At first glance, though, it didn’t make much sense. Just a series of scattered numbers, no clear direction, no visible outcome.
And I realized how uncomfortable that feeling is — when nothing quite connects yet, but you’re still expected to move forward.
But as I began connecting them — one after the other — something started to emerge.
Not instantly. Not perfectly.
But slowly, a picture began to take shape.
And somewhere in that quiet moment, it reminded me of the coaching space.
Because this is often what clients bring into a session — dots.
Fragments of thoughts.
Emotions that don’t fully make sense.
Experiences that feel disconnected.
Stories that seem incomplete or unresolved.
From the outside, it can look messy.
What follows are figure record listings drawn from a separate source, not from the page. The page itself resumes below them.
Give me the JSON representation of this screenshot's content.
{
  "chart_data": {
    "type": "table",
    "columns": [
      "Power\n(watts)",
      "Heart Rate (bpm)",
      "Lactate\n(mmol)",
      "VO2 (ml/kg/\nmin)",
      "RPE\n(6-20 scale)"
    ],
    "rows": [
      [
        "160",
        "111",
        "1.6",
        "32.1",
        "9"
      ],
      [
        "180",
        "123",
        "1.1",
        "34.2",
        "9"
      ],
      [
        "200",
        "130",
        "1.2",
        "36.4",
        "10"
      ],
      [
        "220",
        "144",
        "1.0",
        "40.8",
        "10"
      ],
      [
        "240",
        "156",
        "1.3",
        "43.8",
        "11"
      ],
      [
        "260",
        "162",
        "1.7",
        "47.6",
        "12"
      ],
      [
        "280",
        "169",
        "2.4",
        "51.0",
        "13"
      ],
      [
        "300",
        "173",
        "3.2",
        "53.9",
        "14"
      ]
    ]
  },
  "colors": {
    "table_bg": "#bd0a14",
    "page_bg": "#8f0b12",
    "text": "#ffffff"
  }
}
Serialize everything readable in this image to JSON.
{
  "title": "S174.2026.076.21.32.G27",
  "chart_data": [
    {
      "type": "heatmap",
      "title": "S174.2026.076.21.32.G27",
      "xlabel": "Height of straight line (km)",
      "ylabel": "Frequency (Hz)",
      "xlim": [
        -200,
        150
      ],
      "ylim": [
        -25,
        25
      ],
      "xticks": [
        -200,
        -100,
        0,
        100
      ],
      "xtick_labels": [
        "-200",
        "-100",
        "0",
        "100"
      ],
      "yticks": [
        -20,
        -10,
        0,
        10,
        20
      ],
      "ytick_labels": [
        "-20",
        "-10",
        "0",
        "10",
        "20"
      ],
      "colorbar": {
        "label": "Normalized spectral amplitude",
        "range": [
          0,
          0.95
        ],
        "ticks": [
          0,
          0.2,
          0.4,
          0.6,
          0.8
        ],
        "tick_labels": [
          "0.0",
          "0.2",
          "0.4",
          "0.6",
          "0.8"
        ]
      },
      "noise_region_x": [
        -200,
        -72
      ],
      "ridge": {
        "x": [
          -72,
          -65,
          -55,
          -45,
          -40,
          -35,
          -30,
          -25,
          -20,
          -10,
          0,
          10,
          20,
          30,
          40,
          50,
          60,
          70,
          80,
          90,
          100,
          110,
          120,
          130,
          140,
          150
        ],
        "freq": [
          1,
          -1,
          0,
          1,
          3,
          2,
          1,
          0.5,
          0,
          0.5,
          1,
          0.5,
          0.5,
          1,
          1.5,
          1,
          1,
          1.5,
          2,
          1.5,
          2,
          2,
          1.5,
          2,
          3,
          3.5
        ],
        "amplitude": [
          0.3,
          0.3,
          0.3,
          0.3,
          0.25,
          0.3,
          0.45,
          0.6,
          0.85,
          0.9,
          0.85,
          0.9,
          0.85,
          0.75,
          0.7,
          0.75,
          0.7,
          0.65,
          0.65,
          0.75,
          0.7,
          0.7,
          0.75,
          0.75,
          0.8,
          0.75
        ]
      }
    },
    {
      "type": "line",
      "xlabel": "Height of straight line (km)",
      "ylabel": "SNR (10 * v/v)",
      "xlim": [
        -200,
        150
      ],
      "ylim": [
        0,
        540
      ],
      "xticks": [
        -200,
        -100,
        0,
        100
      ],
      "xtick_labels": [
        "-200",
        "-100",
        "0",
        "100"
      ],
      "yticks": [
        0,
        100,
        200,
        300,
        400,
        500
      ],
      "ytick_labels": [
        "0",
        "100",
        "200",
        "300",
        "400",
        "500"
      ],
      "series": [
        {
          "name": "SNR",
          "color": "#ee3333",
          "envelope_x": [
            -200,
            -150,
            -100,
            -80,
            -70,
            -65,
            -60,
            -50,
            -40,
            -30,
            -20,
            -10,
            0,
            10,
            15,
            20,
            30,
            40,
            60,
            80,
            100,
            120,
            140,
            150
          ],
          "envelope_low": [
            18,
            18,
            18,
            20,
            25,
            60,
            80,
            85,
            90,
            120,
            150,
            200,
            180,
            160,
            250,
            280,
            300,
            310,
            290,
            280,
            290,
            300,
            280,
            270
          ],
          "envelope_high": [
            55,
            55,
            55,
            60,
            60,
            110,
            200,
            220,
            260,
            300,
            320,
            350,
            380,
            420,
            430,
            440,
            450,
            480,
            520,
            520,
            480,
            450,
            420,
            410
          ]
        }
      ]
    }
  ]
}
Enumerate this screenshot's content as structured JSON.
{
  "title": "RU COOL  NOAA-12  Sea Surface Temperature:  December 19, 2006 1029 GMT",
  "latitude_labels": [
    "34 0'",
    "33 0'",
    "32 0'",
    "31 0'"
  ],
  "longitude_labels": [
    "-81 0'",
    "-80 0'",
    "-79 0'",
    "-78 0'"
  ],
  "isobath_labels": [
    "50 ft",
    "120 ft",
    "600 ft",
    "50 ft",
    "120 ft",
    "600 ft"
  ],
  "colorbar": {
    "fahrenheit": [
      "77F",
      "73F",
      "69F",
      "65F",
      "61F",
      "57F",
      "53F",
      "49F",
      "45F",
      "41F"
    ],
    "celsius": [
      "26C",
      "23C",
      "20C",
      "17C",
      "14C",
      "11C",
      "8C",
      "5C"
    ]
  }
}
Even confusing.
And from within, it can feel frustrating — like you’re trying to solve something without having all the pieces.
There’s often a subtle urgency too —
"I just want clarity.”
"Tell me what to do.”
"Help me fix this.”
And that’s where coaching can feel counterintuitive.
Because my role is not to hand over the final picture.
Not to jump ahead and say, "Here’s what this means” or "This is what you should do.”
Instead, my role is to stay.
To sit with you in that space where things don’t fully make sense yet.
To ask questions that help you notice what you may have been overlooking.
To gently slow things down when there’s a rush to find answers.
To reflect patterns as they begin to surface — sometimes softly, sometimes unexpectedly.
And most importantly, to trust that you already have your dots.
Even the ones that feel insignificant.
Even the ones you’d rather skip.
Even the ones that don’t seem to belong.
Because more often than not, clarity doesn’t come from adding something new.
It comes from seeing what’s already there — differently.
There are moments in a session where something shifts.
A pause lingers a little longer.
A connection clicks.
A client says, "Oh… I hadn’t seen it that way before.”
That’s the moment the dots begin to connect.
Not because I gave an answer.
But because they saw it for themselves.
And that kind of clarity lands differently.
It feels owned.
It feels real.
It stays.
Of course, this process isn’t always linear.
Sometimes the dots feel too scattered.
Sometimes you connect a few and still don’t see the picture.
Sometimes you stop midway and question if it’s even worth continuing.
And that’s okay.
Because not all dots make sense immediately.
Some require patience.
Some need space.
Some only make sense when you look back.
But when you keep showing up to your own process — with curiosity instead of judgment — something begins to shift.
You stop chasing the picture.
And start trusting the process of connecting.
Because real clarity doesn’t come from being told.
It comes from seeing it for yourself.
So here’s a question for you —
What dots in your life are waiting to be connected right now?
This is something I sit with often in coaching conversations.
Not to find answers quickly…
but to make space for what’s already there.